Gibbs sampling truncation for contrastive divergence

80 Views Asked by At

I am following Yoshua Bengio's Learning Deep Architectures for AI and at page 31 there is a phrase that confuses me.

Starting by lemma 7.1 in the same page:

Lemma 7.1. Consider the Gibbs chain $x_1 \rightarrow h_1 \rightarrow x_2 \rightarrow h_2 ...$ starting at data point $x_1$. The log-likelihood can be expanded as follows for any path of the chain:

$\log P(x_1) = \log P(x_t) + \sum\limits_{s=1}^{t-1} \log \frac{P(x_s|h_s)}{P(h_s|x_s)} + \log \frac{P(h_s|x_{s+1})}{P(x_{s+1}|h_s)}$

and consequently, since this is true for any path:

$\log P(x_1) = E\left(\log P(x_t)\right) + \sum\limits_{s=1}^{t-1} E\left(\log \frac{P(x_s|h_s)}{P(h_s|x_s)} + \log \frac{P(h_s|x_{s+1})}{P(x_{s+1}|h_s)}\right)$

where the expectation is over the Markov chain, conditional on $x_1$.

$P$ here is the distribution from which we want to sample. This is ok for me, the problem is what comes afterwards:

In the limit $t \rightarrow \infty$, the last term is just the entropy of distribution $P(x)$. Note that the terms do not vanish as $t \rightarrow \infty$, so as such this expansion does not justify truncating the series to approximate the log-likelihood.

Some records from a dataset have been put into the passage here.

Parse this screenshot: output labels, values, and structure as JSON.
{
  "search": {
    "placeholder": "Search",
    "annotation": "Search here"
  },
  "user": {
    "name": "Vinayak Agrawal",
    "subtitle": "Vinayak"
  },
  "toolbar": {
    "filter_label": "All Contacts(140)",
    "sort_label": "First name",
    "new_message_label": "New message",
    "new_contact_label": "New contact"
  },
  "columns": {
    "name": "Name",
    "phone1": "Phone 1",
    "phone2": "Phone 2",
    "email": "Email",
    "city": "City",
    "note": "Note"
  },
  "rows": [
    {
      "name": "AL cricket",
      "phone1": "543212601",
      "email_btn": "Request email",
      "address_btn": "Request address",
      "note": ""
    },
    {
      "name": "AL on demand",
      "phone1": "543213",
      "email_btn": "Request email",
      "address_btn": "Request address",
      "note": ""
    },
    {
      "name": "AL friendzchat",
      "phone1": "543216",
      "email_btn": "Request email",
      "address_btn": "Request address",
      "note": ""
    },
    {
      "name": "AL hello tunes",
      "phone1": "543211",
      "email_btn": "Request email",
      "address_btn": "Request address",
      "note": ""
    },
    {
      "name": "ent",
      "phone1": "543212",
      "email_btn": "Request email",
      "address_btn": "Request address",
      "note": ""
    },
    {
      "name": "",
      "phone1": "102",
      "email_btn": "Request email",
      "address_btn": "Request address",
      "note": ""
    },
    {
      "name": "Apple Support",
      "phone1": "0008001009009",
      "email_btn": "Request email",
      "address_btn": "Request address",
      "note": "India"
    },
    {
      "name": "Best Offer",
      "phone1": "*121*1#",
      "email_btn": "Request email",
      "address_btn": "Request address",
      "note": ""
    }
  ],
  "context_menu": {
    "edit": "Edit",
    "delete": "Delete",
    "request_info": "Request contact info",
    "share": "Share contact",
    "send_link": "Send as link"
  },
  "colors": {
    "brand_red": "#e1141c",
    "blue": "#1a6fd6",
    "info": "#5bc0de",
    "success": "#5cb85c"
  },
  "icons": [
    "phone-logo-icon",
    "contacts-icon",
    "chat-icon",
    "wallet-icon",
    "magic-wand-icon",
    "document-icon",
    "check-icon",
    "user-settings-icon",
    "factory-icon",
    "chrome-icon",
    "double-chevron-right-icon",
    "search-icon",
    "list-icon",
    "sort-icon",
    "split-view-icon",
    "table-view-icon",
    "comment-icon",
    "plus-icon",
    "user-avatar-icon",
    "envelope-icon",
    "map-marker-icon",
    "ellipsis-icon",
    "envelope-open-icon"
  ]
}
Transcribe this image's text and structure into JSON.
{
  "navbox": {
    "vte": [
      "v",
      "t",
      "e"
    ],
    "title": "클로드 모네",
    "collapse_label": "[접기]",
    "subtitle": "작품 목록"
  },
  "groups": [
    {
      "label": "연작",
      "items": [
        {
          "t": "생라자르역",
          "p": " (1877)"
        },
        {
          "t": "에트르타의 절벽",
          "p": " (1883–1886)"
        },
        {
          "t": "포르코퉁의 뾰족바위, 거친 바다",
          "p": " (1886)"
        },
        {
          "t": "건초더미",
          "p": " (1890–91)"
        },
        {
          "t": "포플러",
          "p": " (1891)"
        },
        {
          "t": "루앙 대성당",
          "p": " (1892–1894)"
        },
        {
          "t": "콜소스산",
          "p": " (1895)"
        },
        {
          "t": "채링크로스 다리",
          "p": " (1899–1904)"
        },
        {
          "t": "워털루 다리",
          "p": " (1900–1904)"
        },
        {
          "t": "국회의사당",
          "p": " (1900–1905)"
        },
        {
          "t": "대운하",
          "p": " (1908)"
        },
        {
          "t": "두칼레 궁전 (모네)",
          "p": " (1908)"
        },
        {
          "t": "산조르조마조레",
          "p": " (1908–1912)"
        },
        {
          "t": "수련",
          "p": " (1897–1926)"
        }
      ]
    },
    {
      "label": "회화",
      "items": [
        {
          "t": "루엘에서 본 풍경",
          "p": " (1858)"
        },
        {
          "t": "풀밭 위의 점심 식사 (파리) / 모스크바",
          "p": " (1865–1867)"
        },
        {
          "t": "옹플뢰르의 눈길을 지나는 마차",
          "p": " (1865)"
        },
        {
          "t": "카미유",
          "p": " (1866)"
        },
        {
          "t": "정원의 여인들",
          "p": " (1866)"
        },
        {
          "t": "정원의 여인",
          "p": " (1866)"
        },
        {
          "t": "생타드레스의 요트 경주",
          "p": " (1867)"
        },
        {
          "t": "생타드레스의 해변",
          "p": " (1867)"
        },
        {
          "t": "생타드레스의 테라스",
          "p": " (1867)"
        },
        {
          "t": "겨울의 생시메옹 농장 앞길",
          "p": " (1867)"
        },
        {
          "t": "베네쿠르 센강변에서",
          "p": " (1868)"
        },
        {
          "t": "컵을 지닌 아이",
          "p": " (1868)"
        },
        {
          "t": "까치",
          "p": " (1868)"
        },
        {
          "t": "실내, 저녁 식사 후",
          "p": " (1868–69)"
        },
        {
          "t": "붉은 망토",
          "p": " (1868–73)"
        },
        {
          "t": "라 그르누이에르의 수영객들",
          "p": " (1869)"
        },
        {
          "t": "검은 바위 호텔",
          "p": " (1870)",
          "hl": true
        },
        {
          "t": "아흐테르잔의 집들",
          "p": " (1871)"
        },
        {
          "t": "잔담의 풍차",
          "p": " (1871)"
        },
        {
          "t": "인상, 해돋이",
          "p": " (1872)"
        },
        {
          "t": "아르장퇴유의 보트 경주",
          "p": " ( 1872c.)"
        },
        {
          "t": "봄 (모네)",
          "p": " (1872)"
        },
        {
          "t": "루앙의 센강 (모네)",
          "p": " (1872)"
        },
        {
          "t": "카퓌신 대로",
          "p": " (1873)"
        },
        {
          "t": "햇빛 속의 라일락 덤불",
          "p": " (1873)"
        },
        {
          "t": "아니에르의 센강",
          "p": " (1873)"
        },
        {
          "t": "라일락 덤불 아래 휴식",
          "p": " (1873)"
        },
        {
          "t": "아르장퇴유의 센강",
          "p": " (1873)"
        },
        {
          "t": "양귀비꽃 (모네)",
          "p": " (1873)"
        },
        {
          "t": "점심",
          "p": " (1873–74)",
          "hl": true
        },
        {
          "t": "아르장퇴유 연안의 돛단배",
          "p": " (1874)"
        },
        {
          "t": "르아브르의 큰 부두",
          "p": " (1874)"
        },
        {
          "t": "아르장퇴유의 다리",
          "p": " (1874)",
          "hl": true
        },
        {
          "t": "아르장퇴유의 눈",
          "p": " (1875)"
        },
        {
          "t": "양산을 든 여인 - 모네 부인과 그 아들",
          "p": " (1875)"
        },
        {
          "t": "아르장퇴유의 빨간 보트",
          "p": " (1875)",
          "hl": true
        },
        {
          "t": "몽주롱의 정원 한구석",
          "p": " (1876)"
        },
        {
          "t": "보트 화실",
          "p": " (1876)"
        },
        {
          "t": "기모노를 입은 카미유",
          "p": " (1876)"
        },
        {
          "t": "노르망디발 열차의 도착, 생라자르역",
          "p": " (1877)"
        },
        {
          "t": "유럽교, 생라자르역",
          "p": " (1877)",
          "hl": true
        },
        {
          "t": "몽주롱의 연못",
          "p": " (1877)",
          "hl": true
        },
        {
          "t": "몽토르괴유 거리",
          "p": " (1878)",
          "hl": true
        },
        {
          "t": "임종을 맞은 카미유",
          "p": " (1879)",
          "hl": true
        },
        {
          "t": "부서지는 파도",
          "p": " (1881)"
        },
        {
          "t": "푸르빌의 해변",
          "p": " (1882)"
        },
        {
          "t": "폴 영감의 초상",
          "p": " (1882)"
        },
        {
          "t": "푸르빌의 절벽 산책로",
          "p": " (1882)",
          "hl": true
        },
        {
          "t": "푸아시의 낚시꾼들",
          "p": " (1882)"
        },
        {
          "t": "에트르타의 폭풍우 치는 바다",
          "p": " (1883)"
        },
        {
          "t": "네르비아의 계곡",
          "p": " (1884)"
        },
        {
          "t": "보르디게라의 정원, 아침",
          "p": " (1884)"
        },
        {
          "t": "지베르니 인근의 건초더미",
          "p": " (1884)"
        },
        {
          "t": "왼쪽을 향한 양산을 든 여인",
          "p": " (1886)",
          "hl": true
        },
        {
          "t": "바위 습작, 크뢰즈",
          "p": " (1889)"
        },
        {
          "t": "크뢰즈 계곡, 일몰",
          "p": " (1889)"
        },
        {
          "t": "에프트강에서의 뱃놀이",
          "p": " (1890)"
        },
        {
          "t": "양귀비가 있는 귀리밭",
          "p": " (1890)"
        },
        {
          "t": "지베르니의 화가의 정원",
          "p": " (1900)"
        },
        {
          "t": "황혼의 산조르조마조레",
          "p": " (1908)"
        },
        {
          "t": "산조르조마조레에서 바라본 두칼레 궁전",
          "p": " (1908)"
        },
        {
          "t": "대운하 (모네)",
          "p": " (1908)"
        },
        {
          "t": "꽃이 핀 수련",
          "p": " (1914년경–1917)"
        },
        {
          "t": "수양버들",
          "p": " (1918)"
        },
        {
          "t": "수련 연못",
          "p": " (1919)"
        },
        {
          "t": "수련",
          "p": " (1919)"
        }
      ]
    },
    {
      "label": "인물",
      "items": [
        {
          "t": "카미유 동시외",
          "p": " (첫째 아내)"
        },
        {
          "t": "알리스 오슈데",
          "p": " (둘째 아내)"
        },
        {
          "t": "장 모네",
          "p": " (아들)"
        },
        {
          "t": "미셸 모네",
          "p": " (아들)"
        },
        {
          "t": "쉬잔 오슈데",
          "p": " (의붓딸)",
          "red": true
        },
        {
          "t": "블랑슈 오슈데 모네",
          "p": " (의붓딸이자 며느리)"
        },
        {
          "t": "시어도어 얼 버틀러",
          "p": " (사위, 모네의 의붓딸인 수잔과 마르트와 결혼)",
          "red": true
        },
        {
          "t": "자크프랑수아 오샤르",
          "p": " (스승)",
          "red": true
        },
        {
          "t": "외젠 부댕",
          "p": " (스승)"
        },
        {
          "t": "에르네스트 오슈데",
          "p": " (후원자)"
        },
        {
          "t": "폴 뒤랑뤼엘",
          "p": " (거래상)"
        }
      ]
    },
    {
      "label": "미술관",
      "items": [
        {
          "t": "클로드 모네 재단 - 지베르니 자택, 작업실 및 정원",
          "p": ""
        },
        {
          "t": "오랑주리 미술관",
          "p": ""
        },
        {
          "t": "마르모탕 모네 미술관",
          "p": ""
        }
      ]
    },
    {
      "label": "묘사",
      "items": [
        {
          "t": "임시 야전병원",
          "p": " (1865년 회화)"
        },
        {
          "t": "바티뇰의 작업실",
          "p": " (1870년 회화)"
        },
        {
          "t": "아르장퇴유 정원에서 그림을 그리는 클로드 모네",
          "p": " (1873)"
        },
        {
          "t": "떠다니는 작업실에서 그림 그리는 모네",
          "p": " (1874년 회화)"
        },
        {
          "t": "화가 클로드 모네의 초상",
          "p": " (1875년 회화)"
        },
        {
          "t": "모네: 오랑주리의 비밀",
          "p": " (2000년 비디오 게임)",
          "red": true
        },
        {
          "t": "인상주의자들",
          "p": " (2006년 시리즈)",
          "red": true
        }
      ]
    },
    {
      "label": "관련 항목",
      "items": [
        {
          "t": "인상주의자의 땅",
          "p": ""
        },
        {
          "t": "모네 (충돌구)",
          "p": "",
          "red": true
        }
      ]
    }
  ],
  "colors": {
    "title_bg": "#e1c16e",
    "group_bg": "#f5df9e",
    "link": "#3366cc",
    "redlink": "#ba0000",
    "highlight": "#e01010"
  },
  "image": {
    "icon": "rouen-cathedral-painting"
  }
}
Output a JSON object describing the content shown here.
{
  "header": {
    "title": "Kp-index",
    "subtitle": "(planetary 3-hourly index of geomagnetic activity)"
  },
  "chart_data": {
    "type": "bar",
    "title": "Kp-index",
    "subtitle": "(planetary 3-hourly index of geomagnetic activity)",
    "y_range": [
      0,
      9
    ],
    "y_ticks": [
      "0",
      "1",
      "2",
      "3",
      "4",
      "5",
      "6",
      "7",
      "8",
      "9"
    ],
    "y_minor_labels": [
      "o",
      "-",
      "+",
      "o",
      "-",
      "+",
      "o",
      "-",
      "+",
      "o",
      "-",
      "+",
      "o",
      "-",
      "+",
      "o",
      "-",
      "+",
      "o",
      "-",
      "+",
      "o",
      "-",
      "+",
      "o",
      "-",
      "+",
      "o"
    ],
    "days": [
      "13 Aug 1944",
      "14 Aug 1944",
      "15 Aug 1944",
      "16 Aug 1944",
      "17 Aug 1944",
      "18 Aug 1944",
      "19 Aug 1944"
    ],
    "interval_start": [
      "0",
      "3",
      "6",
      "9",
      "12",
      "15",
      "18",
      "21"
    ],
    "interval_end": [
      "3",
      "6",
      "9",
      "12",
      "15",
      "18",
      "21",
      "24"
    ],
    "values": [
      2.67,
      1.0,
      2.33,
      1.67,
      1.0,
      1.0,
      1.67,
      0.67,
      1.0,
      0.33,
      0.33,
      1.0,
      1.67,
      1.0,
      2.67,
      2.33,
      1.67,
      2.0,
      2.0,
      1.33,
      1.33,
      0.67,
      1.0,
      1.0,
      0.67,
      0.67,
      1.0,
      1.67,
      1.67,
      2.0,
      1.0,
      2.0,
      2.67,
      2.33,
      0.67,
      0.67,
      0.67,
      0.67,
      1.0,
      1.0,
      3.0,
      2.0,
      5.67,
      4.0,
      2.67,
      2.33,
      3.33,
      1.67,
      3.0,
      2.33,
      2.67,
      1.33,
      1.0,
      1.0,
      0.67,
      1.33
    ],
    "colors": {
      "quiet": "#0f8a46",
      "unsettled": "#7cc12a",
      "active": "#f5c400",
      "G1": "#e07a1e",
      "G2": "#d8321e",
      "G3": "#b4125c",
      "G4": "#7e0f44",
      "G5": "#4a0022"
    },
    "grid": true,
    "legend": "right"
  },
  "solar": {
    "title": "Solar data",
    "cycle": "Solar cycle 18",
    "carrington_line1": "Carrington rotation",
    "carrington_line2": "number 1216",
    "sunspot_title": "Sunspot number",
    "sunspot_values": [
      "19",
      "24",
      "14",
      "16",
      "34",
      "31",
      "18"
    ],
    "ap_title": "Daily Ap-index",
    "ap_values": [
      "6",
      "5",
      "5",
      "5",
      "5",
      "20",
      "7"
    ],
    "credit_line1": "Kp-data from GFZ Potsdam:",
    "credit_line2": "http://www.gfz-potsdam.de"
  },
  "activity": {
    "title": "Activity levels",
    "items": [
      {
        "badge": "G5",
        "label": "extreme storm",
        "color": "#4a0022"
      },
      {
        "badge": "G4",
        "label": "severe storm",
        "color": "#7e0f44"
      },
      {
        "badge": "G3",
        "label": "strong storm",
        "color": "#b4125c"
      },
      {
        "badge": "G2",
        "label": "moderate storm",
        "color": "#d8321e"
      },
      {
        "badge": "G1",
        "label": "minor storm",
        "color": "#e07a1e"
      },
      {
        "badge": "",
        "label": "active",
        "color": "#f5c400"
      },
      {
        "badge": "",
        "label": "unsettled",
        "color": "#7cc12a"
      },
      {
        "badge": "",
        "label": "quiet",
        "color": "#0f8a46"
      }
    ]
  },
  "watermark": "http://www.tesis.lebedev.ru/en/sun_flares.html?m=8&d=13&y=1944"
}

The bold part is the weird one for me. I've made the following simplifications:

$E\left(\log \frac{P(x_s|h_s)}{P(h_s|x_s)} + \log \frac{P(h_s|x_{s+1})}{P(x_{s+1}|h_s)}\right)$

$= E\left(\log \left(\frac{P(x_s|h_s)}{P(h_s|x_s)} \frac{P(h_s|x_{s+1})}{P(x_{s+1}|h_s)}\right)\right)$

(by applying sums of logarithms property)

$= E\left(\log \frac{P(x_s)}{P(x_{s+1})}\right)$

(by "unconditioning" the probabilities)

$= E\left(\log P(x_s)\right) - E\left(\log P(x_{s+1})\right)$

(by reapplying logarithm's sum property in the opposite way and expectation's linearity)

As $s \rightarrow \infty$ the chain converges:

$E(\log P(x_s)) = E(\log P(x_{s+1}) ) = E(\log P(x))$

and the term inside summation becomes 0. So, isn't it vanishing? Have I done any mistakes in my equations or have I misinterpreted the document?

Some updates: I think I was misinterpreting the truncation. The objective here would be to approximate $\log P(x_1)$ by an early sample from the Gibbs chain, and this sampling takes the form of the expectation inside the summation. The problem is that the term $E\left(\log P(x_t)\right)$ does not vanish, but I still don't understand why we cannot estimate this term as well by a sample from the chain.